The Galerie Mansart at the National Library in Paris has opened an exhibition of Edgar Degas' photographic works due to last until August 22nd 1999.
The invention of photography and its development soon became essential in the eyes of many artists of the 19th century who saw this new technique as a much useful tool to reach a new dimension regarding their way of working.
The invention photography proved lethal for miniature painters as most people were given the possibility of having their portraits produced in a much rapid and economic way.
This exhibition has revealed Degas' interest in photography and also in its use. Several of his shots were found in the archives of his family and friends such as the Halévy brothers or the poet Mallarmé while two photos of nudes were discovered at the Paris flea-market. These are being shown together with drawings or paintings in order to prove that Degas tried to use photographs as the basis of certain of his works.

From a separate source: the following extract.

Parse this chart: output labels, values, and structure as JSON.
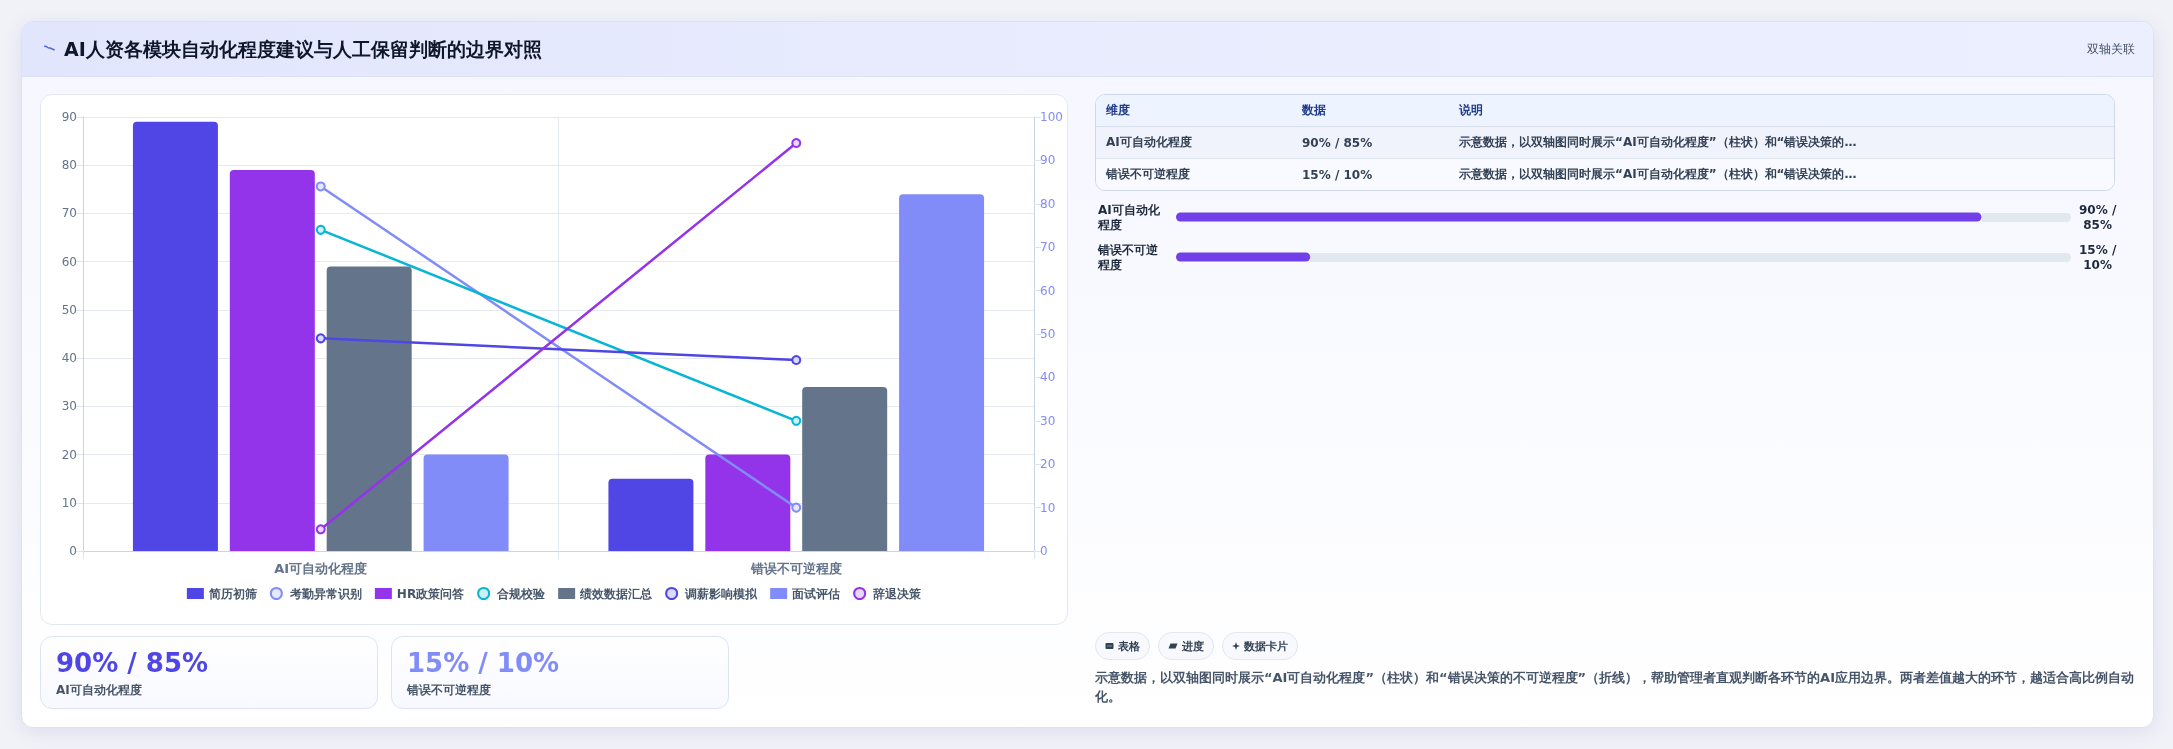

Already in 1860, Degas drew his inspiration from certain photographic pictures to paint some of his works, notably portraits, but it was after reaching the age of 60 that he decided to use a camera for himself. Before coming to that stage, he had been interested in nude photos, which he had seen in the studios of many fellow-artists as well as the photographic works of Muybruidge on the movement of horses split up in series of snapshots.
Without receiving any lesson nor technical advice, he decided to use a camera, the first time in September 1895 in Saint-Valéry-sur-Somme where he took two views, his only known shots of landscapes.
The following year, he took some photos of models but here again, two shots have survived and many others remain to be discovered. These photos have nevertheless a close connection with his pastel, monotype and oil works as the exhibition tends to demonstrate.
However, no one is sure whether these shots were intended for the production of such works or simply as a test to judge of their results. But one thing is for sure, Degas, in using a camera, behaved like the artist he was, playing with contrasts and light effects as in his graphic and painted works.
Degas used Mallarmé, the Halévy brothers, Renoir or himself as models for his photographic portraits, paying a close attention to the intensity of the images he produced and to Chiaroscuro effects while applying his own artistic ideas in using a camera.